The short half hour spent with McLorain Salvant was already a delight. The American composer and singer, who spoke to her audience in French throughout the evening, already had new compositions to present, just over three months after the release of the superb album. Ghost Song. His accompanists – pianist, guitarist, double bass player and drummer – translated all the madness of his musical imagination, lively and melodious. We find in concert the force of the interpreter, theatrical, inhabited by his texts.

A word, in closing, about the composer and drummer Makaya McCraven, who made us live our best jazz moments of this first portion of the festival. Thursday, faced with the withdrawal at the last minute of the singer Madison McFerrin and in a half-full Gesù, he will have offered the best, the most dazzling of the three scheduled concerts (all very different from each other), his agile quartet playing d audacity in deconstructing jazz and funk with breathtaking rhythm and tempo changes.

On Friday, he revisited the good old grooves from the catalog of the Blue Note label by attracting it to hip-hop and even reggae / dub, inviting two new and famous musicians into his orchestra, Jeff Parker on electric guitar (who gave a solo last Thursday evening) and Joel Ross on vibraphone, famous. This time, the Gesù was almost full; in addition to an encore, McCraven presented Seventh Stringthe superb first single from the album In These Times which he will unveil on September 23.

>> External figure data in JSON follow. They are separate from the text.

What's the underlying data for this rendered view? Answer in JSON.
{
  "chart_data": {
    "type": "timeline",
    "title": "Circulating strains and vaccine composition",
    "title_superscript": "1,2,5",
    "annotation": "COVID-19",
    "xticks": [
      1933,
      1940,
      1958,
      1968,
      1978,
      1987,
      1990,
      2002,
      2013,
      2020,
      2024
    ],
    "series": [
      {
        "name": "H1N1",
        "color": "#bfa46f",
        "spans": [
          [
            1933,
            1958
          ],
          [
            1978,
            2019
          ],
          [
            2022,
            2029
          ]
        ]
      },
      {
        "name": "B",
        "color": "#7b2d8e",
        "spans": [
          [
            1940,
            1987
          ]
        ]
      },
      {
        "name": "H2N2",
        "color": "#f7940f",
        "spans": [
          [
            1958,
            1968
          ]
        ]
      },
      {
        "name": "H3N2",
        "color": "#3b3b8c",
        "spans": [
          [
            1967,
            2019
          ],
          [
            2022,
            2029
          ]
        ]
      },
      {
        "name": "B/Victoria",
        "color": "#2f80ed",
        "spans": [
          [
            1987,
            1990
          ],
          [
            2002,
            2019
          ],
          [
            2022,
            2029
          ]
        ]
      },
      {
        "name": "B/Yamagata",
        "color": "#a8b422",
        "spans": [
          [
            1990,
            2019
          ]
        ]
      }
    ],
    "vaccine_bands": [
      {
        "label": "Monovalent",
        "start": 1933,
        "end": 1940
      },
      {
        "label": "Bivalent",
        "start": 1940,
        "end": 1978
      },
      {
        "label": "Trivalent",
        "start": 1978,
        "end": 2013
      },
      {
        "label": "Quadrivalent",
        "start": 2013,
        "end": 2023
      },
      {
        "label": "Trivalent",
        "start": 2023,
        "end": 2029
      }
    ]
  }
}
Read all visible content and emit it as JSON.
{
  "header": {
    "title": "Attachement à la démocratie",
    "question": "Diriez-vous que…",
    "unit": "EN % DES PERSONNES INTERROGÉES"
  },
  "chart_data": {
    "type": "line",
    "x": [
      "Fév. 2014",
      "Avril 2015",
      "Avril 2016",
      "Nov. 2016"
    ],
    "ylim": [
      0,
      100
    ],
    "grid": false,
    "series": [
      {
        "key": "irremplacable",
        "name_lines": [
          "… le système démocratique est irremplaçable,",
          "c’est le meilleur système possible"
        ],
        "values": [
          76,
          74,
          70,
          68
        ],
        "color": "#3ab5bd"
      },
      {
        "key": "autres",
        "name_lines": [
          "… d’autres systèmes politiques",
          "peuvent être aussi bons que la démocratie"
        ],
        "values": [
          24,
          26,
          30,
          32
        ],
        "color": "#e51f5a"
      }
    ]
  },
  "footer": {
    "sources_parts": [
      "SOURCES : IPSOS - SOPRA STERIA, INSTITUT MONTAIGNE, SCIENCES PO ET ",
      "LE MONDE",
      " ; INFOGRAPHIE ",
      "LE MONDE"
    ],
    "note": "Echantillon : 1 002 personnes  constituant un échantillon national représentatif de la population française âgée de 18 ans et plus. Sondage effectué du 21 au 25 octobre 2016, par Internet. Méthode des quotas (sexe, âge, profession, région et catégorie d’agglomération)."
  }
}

Finally, last night, still at the Gesù at 6 p.m., McCraven was to perform with saxophonist Ravi Coltrane. Again, lack of pot: a communication problem between their respective managements caused Coltrane to miss the boat, replaced in extremis by trumpeter Keyon Harrold, known for his acquaintances with the world of American rap, having played on Beyoncé’s recordings , Jay-Z, Mac Miller, among others. It was the briefest of the three shows, the most amazing (very jazz-fusion at the start of the performance), the most unstable, especially, as the musicians “got to know each other” while playing together, said the drummer. Fresh, innovative, inspired, McCraven wowed with his series at the FIJM.